Steven Arthur Boylan (born September 30, 1965), formerly a U.S. military spokesman in Baghdad for General David Petraeus in the prosecution of the Iraq War troop surge of 2007 from February, 2007 to September, 2008. After leaving Iraq, he became the public affairs officer and the senior public affairs observer/trainer for the Battle Command Training Program (BCTP) at Fort Leavenworth, Kansas, according to U.S. News & World Report.

==Personal life==
Boylan is the son of Louis and Barbara Boylan.

==Career==
===2002 stabbing===

Boylan was attacked on the night of December 15, 2002 outside Seoul, South Korea's Yongsan Garrison, the headquarters of the United States Forces Korea. According to his statement to police, he was attacked by three Korean men in their twenties, who cursed at him in English, pushed him from behind, and stabbed him with a 5-inch blade. He received a cut on his left side, below the ribcage, for which he was treated at a base hospital; he did not require stitches.

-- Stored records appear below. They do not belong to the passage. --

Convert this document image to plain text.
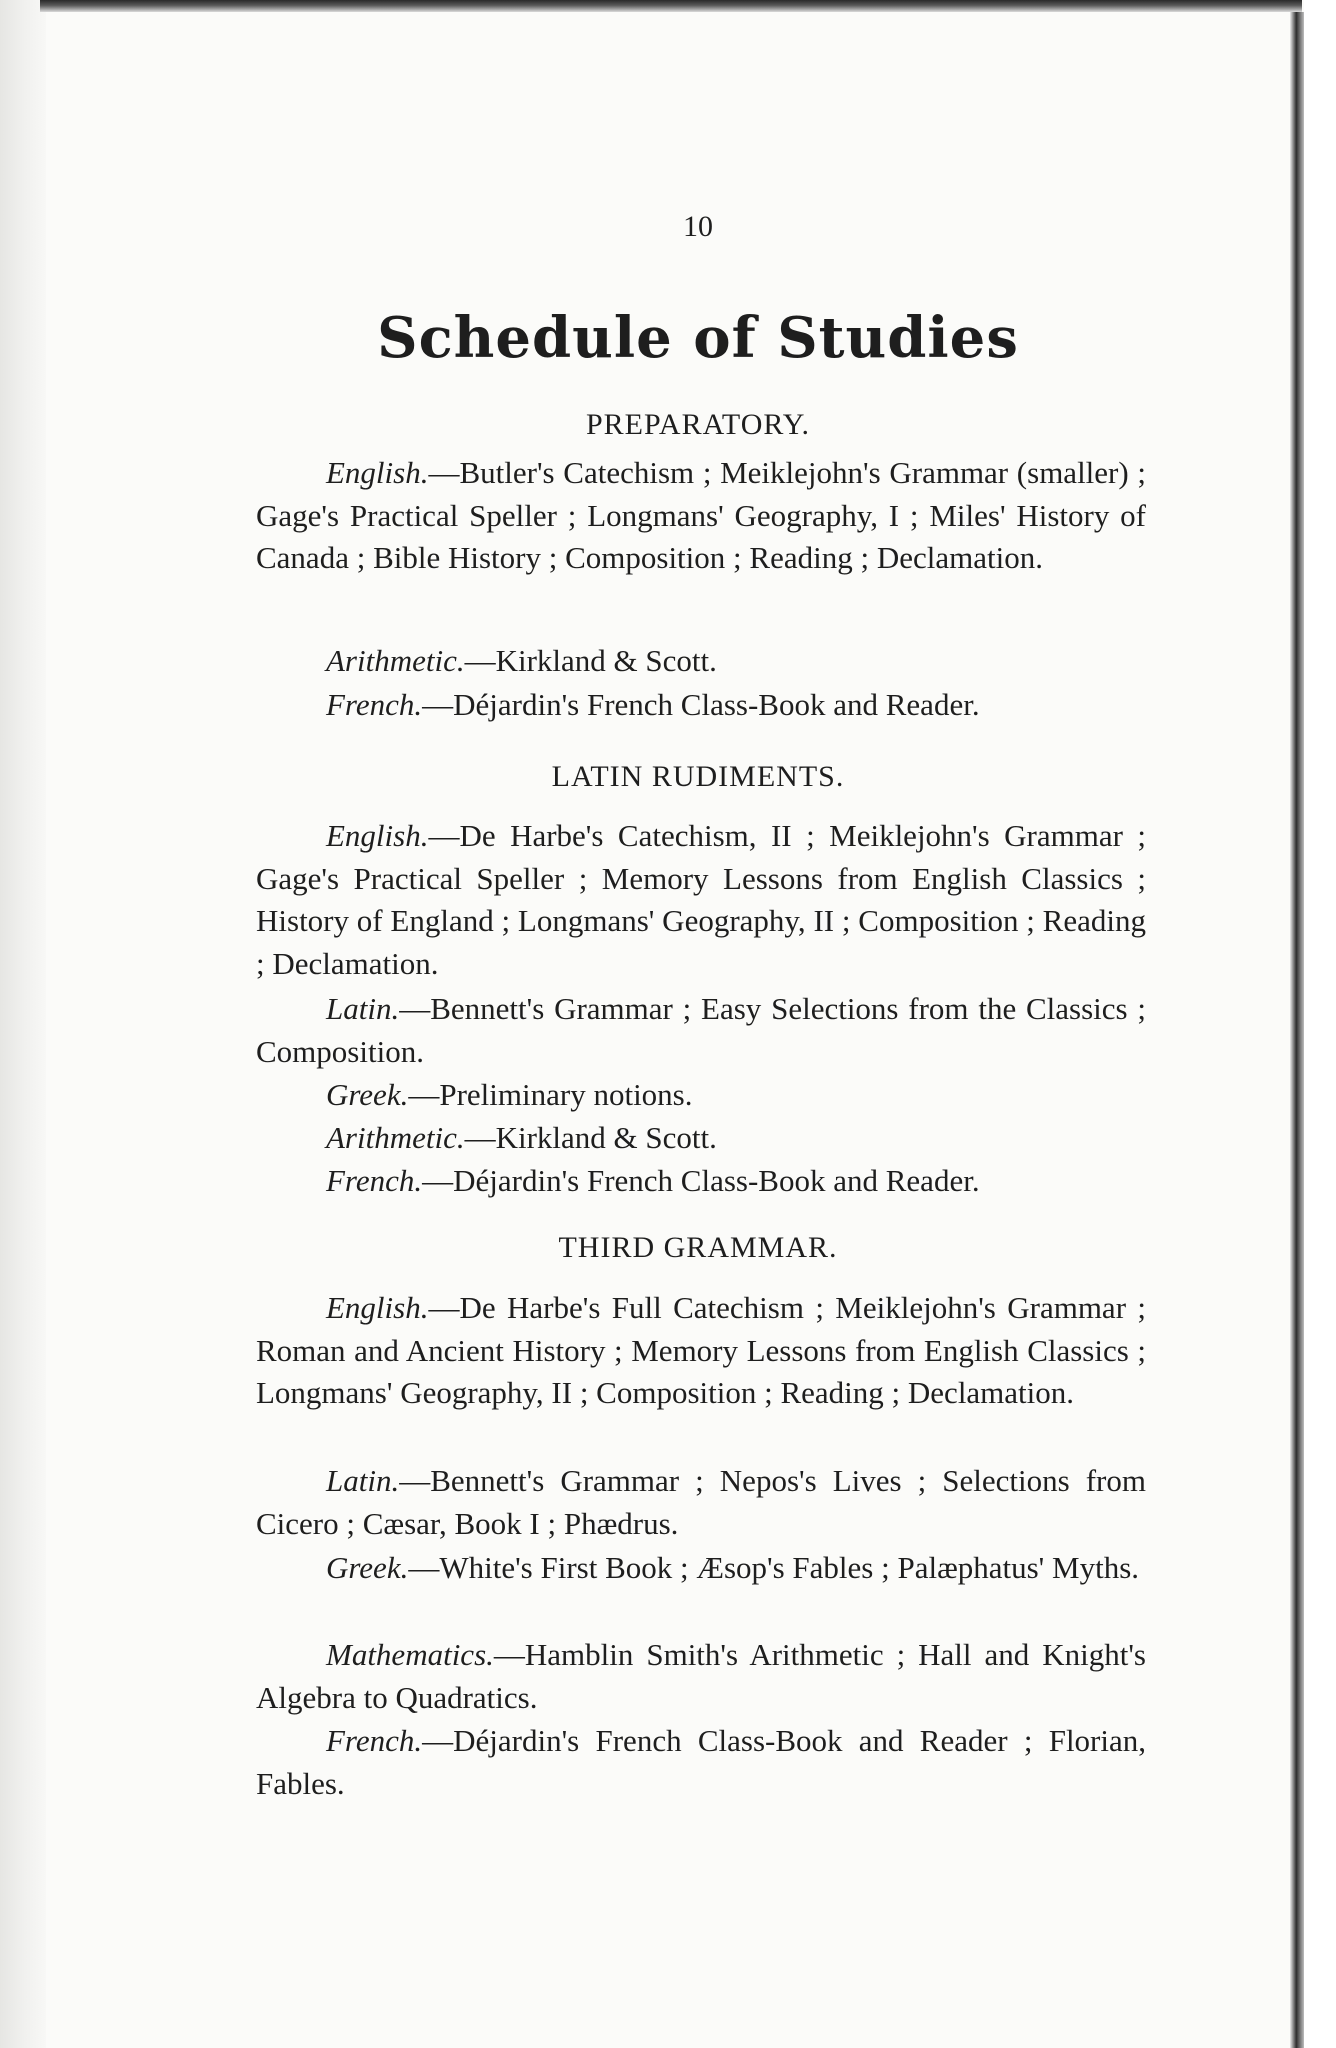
10
Schedule of Studies
PREPARATORY.

English.—Butler's Catechism ; Meiklejohn's Grammar (smaller) ; Gage's Practical Speller ; Longmans' Geography, I ; Miles' History of Canada ; Bible History ; Composition ; Reading ; Declamation.

Arithmetic.—Kirkland & Scott.

French.—Déjardin's French Class-Book and Reader.

LATIN RUDIMENTS.

English.—De Harbe's Catechism, II ; Meiklejohn's Grammar ; Gage's Practical Speller ; Memory Lessons from English Classics ; History of England ; Longmans' Geography, II ; Composition ; Reading ; Declamation.

Latin.—Bennett's Grammar ; Easy Selections from the Classics ; Composition.

Greek.—Preliminary notions.

Arithmetic.—Kirkland & Scott.

French.—Déjardin's French Class-Book and Reader.

THIRD GRAMMAR.

English.—De Harbe's Full Catechism ; Meiklejohn's Grammar ; Roman and Ancient History ; Memory Lessons from English Classics ; Longmans' Geography, II ; Composition ; Reading ; Declamation.

Latin.—Bennett's Grammar ; Nepos's Lives ; Selections from Cicero ; Cæsar, Book I ; Phædrus.

Greek.—White's First Book ; Æsop's Fables ; Palæphatus' Myths.

Mathematics.—Hamblin Smith's Arithmetic ; Hall and Knight's Algebra to Quadratics.

French.—Déjardin's French Class-Book and Reader ; Florian, Fables.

Boylan had come to public attention in South Korea for his role as the army spokesman regarding the June 13, 2002 roadside accident in which a U.S. Army armored vehicle struck and killed two South Korean girls.

===Greenwald emails===

In late October 2007, Boylan became embroiled in a dispute with Glenn Greenwald of Salon Magazine over articles by Greenwald related to the prosecution of the Iraq War by the George W. Bush presidency and a series of emails. Boylan has stated that he did not send the email in question, claiming that it was sent by an imposter. Prior to the incident, evidence had surfaced of Boylan being impersonated via email.